The lab contains an area dedicated to senior design projects that provide real-world experience that is helpful for finding jobs after graduation. The capstone program is a three-credit course that undergrad engineering students take during their last two semesters in school.
“Senior design projects are one of the last major hurdles engineering undergraduates tackle before graduation,” explains Trombetta. “They take other courses as well at the same time.
“But, prospective employers will expect students to speak intelligently about what they worked on for their design project, so the experience they gain at this stage is very important,” says Trombetta. “This [lab] makes our graduates very marketable because these are skills companies want.”
Recent senior capstone projects have covered a wide range of topics.
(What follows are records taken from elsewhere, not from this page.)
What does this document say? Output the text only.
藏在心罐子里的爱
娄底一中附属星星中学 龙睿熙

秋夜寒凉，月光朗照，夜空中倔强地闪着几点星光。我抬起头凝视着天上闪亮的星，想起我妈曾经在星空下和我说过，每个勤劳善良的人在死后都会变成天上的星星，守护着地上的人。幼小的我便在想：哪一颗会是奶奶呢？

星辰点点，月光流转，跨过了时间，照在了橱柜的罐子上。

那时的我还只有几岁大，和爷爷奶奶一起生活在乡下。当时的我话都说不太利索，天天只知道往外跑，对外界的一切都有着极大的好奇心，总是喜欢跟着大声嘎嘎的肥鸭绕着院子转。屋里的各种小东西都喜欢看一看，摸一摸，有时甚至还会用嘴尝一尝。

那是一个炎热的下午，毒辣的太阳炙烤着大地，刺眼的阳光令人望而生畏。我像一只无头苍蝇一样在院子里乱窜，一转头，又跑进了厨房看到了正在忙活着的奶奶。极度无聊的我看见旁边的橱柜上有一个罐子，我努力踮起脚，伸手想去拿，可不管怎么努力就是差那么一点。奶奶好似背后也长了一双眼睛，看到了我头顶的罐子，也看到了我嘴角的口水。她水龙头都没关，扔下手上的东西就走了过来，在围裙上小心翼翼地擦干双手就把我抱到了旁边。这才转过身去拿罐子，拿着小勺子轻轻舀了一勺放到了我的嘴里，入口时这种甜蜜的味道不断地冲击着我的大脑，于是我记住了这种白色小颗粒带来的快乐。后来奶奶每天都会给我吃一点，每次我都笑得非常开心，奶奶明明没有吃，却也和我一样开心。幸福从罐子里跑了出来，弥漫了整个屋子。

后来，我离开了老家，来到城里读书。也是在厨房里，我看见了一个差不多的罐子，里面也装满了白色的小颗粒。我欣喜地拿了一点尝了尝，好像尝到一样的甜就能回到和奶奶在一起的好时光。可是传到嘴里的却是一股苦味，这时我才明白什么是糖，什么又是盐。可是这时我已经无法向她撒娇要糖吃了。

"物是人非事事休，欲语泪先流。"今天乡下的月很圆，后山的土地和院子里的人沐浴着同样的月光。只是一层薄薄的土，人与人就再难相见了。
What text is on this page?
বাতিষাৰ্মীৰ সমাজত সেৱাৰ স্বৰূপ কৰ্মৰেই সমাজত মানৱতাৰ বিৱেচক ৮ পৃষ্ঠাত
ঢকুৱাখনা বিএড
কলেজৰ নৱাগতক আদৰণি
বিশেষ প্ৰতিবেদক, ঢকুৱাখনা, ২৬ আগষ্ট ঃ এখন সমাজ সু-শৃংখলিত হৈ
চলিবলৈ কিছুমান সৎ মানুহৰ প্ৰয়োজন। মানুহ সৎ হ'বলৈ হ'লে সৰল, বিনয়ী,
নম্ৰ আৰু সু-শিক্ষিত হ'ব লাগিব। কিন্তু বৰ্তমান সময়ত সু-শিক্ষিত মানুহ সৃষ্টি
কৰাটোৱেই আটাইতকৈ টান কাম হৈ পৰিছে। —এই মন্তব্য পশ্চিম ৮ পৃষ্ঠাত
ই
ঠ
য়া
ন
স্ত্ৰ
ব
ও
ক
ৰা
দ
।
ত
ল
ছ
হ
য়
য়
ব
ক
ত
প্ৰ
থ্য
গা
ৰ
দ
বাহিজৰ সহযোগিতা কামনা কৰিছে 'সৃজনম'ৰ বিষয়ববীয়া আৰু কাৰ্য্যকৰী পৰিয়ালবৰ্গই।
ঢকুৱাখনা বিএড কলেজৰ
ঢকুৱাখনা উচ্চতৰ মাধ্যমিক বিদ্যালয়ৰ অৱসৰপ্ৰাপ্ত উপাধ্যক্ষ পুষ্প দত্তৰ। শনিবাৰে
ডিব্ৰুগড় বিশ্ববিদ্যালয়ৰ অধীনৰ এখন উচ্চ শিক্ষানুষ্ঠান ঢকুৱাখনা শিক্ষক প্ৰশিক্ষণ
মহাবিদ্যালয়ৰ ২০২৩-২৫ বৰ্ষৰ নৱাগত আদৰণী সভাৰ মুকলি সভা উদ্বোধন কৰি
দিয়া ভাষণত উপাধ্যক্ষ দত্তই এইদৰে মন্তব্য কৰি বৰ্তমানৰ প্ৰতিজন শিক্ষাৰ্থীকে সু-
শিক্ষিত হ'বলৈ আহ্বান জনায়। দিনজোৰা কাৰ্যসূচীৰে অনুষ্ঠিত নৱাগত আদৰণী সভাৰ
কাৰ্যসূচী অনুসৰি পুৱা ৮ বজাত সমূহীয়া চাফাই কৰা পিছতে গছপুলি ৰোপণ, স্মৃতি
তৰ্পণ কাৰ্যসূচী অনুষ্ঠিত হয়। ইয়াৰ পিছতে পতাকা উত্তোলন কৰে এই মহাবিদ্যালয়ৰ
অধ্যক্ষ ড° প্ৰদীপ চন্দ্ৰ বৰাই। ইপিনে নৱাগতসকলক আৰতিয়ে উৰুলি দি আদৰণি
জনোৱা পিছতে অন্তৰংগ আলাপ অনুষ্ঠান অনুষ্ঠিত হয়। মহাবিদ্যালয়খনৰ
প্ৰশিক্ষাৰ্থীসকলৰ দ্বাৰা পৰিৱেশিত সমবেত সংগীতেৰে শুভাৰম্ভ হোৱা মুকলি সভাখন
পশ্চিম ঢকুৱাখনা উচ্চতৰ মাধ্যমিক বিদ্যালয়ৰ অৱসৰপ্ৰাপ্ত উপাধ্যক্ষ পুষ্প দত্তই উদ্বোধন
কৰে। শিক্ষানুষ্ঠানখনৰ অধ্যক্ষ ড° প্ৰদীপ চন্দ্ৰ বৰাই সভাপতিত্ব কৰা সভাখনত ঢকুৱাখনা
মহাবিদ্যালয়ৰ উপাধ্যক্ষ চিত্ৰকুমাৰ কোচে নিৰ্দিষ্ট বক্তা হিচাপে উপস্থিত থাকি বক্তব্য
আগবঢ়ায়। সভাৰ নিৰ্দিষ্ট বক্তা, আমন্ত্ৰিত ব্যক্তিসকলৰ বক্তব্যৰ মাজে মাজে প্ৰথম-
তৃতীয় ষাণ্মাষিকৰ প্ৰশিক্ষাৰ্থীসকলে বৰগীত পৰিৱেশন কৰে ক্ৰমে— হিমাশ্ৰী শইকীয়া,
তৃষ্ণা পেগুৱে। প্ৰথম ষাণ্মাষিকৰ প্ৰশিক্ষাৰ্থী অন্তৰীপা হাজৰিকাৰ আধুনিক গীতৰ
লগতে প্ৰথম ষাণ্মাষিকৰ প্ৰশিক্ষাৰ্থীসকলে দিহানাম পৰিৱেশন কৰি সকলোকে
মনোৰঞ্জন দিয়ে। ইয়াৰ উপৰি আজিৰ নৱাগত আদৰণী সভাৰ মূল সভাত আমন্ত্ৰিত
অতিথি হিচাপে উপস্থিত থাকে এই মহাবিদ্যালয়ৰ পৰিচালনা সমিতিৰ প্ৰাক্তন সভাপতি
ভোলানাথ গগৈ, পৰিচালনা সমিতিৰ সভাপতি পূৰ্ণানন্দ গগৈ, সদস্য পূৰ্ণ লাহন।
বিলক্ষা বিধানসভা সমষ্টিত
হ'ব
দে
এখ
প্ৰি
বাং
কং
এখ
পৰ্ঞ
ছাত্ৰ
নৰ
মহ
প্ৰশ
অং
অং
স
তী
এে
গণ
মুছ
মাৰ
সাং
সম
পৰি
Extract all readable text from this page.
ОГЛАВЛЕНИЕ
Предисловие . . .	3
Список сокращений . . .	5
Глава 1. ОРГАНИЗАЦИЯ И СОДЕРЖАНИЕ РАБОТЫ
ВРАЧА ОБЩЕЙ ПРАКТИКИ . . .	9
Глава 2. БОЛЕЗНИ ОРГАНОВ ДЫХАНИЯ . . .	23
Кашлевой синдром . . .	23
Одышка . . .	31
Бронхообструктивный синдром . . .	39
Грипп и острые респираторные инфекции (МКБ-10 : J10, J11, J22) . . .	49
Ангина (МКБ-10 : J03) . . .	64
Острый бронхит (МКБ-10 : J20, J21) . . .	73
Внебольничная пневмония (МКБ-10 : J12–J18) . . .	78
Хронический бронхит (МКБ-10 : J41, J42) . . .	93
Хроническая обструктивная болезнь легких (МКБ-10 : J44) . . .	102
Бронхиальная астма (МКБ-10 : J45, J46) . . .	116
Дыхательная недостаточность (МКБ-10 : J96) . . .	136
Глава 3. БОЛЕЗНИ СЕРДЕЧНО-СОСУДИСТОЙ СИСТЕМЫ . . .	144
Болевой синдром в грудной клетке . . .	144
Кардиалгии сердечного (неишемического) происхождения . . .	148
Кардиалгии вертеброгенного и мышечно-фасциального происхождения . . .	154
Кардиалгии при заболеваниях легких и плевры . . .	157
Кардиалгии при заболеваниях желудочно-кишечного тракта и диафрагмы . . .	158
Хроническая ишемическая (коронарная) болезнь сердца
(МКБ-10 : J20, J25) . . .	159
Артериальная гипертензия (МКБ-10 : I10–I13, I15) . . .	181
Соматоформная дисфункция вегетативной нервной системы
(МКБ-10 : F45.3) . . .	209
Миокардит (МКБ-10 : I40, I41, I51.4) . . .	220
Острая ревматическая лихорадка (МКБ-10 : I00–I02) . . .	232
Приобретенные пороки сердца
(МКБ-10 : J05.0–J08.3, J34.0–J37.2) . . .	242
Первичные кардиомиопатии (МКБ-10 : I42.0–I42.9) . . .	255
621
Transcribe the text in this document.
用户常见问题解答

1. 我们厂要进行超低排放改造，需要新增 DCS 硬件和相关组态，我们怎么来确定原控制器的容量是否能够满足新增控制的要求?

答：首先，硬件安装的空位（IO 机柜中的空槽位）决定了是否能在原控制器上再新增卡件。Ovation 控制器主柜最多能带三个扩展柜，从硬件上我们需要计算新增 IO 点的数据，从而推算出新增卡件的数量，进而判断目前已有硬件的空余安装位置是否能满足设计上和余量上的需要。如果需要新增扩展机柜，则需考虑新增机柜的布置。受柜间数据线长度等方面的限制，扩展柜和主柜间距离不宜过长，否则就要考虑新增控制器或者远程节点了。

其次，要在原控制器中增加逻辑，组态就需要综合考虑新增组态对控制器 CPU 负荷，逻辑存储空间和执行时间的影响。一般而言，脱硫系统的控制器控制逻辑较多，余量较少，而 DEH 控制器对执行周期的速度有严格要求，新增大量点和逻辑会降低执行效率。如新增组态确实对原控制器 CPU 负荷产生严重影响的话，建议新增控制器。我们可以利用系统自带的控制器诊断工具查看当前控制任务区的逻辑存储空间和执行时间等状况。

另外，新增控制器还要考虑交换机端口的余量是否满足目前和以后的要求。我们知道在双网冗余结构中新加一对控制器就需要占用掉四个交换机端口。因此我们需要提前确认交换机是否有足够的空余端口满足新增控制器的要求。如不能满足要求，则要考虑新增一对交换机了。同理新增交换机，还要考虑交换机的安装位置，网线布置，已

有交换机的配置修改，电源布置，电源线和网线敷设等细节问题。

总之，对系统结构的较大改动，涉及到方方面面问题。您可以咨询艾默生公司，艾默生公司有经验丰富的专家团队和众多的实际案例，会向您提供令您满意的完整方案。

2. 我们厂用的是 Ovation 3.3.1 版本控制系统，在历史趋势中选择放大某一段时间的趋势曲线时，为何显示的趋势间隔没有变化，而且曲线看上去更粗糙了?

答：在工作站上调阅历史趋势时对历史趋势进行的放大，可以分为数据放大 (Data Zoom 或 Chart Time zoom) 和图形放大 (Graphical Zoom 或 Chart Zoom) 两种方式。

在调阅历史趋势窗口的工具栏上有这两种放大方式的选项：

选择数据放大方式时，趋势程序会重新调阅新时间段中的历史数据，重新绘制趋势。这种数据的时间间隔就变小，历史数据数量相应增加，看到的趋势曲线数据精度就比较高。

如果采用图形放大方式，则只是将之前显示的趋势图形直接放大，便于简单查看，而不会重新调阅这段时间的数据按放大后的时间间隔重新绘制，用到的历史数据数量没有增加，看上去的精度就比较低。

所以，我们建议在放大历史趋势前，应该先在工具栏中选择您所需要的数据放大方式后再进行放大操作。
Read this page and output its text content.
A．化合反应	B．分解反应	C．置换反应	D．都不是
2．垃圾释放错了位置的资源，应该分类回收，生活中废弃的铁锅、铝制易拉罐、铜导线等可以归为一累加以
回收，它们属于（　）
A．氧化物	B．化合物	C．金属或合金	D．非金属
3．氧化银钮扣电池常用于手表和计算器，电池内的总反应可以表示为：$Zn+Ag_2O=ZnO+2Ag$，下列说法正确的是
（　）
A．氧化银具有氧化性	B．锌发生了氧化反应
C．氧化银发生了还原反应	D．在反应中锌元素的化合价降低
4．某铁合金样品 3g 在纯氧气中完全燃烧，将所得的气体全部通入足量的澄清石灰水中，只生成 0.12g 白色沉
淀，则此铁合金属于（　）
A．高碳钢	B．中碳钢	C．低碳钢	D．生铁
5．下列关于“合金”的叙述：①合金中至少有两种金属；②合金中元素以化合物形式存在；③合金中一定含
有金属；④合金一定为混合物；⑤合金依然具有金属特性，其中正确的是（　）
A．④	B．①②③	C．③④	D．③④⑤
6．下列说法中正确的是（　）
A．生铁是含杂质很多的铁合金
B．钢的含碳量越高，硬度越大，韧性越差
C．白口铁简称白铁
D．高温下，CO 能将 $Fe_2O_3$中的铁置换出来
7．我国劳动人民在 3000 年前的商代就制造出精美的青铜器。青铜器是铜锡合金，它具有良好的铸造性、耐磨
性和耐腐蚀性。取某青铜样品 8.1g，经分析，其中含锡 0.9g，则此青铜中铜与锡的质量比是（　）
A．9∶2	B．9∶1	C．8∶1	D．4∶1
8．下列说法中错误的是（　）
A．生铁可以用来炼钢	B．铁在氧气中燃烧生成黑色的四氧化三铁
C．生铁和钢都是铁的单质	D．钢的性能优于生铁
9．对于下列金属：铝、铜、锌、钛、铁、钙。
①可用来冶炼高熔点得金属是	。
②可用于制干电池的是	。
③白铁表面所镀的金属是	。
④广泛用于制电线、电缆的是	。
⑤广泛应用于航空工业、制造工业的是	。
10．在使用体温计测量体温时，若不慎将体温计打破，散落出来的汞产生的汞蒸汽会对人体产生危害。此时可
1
Some students have been sponsored by local companies such as BP, Shell and National Oilwell Varco. But, many projects have not been directly related to the oil and gas industry.
For instance, one team of students built a small robotic arm using a 3D printer. It can pick up resistors, determine their value and place them into a bin. Another robotic arm was designed to respond to voice commands and pick up tools. The benchtop device can identify specific wrenches and present them to a human.
There have also been several drone experiments. One prototype can pick up and deliver small objects weighing less than 5 pounds. In addition, some software projects have programmed drones to autonomously fly inside buildings on campus.
The Omron Foundation has been supporting University of Houston students since 2010, when it established the Omron Scholarship in electrical engineering. Omron also provides one-on-one mentoring to students and sponsors some senior design projects.
“We want to bring the skills they have learned in school into the manufacturing sector,” says Robb Black, president and CEO of Omron Automation Americas. “I think it’s a great way for students to learn real-world technology and apply it once they leave.”
The Omron Foundation is funded by the company’s U.S. subsidiaries, which contribute a portion of sales revenue to the organization. The foundation divides its charitable resources among organizations that benefit education, people with disabilities, cultural programs, health care and other social concerns, such as disaster relief.